11. Young Children Screened for Developmental, Behavioral and Social Delays
Preventive well-child visits almost always focus on the physical health of the child. While important, physical health is only part of a child’s overall health. Child screening is important for early detection of developmental and social-emotional issues. In general, the earlier a child with developmental and/or social emotional delays receives services, the better the outcome. Screening should include developmental, behavioral and social delays. In addition, it should identify environmental factors with a compounding effect on overall development, such as poverty, parental depression and domestic violence. For most young children, especially those under two years, the health provider is the only professional in contact with the family. Therefore, this often is the only opportunity for a young child to have a comprehensive developmental screening that includes environmental risk factors.

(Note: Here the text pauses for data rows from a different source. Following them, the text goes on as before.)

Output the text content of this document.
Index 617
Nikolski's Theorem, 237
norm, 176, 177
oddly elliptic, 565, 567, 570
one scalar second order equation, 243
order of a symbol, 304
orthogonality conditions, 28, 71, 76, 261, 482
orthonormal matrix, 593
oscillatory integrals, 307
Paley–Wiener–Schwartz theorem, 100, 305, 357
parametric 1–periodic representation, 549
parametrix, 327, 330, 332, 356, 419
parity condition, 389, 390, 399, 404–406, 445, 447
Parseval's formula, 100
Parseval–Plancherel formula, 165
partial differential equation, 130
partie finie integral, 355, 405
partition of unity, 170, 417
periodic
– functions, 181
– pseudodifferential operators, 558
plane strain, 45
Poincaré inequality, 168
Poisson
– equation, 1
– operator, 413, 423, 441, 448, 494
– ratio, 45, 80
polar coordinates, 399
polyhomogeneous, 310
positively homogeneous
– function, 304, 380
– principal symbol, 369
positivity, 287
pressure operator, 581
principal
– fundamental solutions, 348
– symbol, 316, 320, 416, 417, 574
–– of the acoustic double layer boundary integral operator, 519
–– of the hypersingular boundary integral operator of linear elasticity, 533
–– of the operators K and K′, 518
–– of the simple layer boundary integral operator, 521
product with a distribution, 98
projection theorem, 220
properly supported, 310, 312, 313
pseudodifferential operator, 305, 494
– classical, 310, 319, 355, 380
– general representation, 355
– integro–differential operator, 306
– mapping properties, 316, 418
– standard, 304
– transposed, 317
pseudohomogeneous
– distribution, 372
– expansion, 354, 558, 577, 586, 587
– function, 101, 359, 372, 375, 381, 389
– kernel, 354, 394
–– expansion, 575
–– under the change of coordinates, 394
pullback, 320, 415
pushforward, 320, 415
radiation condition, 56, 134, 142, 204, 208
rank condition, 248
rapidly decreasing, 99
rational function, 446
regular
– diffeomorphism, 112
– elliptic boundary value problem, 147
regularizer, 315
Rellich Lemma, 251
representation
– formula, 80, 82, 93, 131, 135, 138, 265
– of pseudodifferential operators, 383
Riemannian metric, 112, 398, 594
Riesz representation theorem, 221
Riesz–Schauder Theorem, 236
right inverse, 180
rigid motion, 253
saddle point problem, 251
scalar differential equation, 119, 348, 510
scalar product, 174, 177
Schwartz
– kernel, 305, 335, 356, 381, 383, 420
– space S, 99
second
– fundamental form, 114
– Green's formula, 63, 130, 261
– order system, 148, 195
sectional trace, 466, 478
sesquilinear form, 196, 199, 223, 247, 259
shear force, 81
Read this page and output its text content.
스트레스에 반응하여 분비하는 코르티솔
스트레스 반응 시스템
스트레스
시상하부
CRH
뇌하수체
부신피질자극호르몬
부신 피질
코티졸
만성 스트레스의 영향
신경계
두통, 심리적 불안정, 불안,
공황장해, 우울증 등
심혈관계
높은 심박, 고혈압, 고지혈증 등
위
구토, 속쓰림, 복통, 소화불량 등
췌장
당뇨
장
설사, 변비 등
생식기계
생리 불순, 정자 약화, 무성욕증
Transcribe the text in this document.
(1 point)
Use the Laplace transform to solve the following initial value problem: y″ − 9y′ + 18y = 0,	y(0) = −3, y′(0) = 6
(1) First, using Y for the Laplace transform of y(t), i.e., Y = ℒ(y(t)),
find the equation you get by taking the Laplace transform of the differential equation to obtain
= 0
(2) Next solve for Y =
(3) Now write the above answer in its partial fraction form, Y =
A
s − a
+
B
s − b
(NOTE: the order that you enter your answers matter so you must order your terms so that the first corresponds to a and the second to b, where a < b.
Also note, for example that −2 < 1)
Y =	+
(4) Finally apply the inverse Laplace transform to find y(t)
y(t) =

What Can the Data Tell Us?
Data from the National Survey on Children’s Health show that most children are not receiving developmental screenings as a routine part of regular well-child visits (Table 20). And, unlike most indicators in this report, there is little difference across racial and income groups. In part, this may be because Medicaid emphasizes the importance of screening through its Early, Periodic, Screening, Diagnosis and Treatment (EPSDT) provisions. Still, parents of fewer than one-third of all young children reported the child received a developmental screen during routine health visits. Encouraging practitioners to include developmental screening as part of preventative well-child visits is critical to identifying and responding to young children and families who may need additional support.